Cut and fill: In places where the rock that is surrounding the ore zone is not strong enough to use long hole stopping, or the sides of the ore-zone are not regular and drilling long holes would cause too much dilution or miss too much ore, then cut and fill mining methods could be more appropriate. In this technique, the top and bottom access is again formed, but the ore is removed in horizontal slices from the bottom. After a wedge is blasted and the broken ore is taken away, the void needs to be backfilled to offer a platform for the equipment to rest and in order to provide support to the side walls. This procedure is done over and over until the block of ore is extracted. In wide ore areas, this technique can be very mechanized, but in narrow ore zones it can require a great amount of work and have a negative impact on cost per ton. Due to its higher costs, this process in most cases requires higher grade ore than that for long hole stopping.
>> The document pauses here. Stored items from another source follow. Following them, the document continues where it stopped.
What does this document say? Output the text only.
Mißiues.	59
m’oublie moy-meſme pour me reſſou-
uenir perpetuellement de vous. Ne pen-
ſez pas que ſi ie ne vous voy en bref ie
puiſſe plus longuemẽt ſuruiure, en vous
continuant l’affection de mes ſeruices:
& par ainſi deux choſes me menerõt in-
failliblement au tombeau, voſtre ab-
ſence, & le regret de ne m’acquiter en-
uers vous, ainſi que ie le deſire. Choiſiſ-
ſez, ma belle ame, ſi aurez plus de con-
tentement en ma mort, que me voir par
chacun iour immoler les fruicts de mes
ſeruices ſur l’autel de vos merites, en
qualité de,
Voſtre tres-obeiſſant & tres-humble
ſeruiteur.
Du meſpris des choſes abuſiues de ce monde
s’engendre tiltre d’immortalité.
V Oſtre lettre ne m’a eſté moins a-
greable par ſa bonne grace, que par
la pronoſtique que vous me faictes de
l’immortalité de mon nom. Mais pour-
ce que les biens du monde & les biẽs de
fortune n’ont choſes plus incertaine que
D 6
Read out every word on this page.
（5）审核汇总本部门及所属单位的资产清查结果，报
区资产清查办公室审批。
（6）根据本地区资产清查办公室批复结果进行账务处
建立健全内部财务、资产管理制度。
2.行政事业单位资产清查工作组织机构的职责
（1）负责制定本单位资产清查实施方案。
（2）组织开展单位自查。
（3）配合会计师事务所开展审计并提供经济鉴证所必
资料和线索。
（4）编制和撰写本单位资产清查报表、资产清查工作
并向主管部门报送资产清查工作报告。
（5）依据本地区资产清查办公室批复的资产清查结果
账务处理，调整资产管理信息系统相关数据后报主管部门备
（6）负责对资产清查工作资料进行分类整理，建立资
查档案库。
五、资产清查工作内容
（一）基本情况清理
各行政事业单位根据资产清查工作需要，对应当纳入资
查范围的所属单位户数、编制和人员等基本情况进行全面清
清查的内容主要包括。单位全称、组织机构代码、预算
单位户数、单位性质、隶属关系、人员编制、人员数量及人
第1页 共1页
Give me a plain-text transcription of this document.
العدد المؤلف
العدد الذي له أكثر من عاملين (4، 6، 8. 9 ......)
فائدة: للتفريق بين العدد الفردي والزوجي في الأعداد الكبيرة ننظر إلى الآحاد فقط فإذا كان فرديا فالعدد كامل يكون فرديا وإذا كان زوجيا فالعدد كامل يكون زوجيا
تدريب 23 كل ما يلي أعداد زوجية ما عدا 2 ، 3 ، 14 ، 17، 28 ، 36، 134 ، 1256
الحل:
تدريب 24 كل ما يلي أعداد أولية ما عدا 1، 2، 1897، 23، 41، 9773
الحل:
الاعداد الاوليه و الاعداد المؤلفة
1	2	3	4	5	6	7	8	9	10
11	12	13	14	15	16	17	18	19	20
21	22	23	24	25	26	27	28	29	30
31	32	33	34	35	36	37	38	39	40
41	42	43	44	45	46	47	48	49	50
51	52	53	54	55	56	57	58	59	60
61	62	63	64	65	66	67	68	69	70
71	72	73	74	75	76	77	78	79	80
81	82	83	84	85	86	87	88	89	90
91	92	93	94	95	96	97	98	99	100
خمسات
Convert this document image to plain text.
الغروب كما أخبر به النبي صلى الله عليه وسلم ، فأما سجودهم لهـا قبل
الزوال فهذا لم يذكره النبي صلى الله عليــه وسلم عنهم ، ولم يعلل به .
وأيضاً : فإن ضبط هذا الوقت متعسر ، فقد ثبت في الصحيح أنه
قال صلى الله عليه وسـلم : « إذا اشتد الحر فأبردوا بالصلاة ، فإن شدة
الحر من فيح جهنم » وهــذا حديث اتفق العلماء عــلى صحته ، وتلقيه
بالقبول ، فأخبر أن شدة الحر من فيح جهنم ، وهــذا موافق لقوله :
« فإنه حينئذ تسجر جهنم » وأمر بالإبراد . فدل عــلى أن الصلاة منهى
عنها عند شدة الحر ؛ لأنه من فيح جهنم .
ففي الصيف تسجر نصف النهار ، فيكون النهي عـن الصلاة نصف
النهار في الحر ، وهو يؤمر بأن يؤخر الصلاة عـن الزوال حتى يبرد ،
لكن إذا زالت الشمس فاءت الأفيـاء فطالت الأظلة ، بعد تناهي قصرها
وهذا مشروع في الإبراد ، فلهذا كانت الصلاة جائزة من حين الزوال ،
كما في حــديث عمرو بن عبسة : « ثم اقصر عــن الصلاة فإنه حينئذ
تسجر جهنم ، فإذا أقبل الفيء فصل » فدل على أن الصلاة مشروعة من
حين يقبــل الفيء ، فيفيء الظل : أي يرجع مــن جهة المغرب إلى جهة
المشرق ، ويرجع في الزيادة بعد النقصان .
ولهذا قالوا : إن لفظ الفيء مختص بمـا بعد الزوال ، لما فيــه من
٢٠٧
Infrequently, where the ore area is particularly weak, the cut and fill method can be done in an underhand configuration. In this case the mining process is done downwards. The benefit is that the miners are working under a roof of cemented fill and this may in some cases be stronger than the in-situ ore.
Drift and fill: This is a moderately costly mining method that is done where the rock conditions are especially weak. Instead of taking the risk of opening a big excavation that in weak rock conditions may be complicated to support, the ore is taken or extracted by a big number of tunnels or drifts that are mined through the ore area and which are then consequently crammed with cemented fill. This has the benefit that the rock roof or span that is on top of the miner's head can then be supported which is important because in some cases it can be as little as six feet across.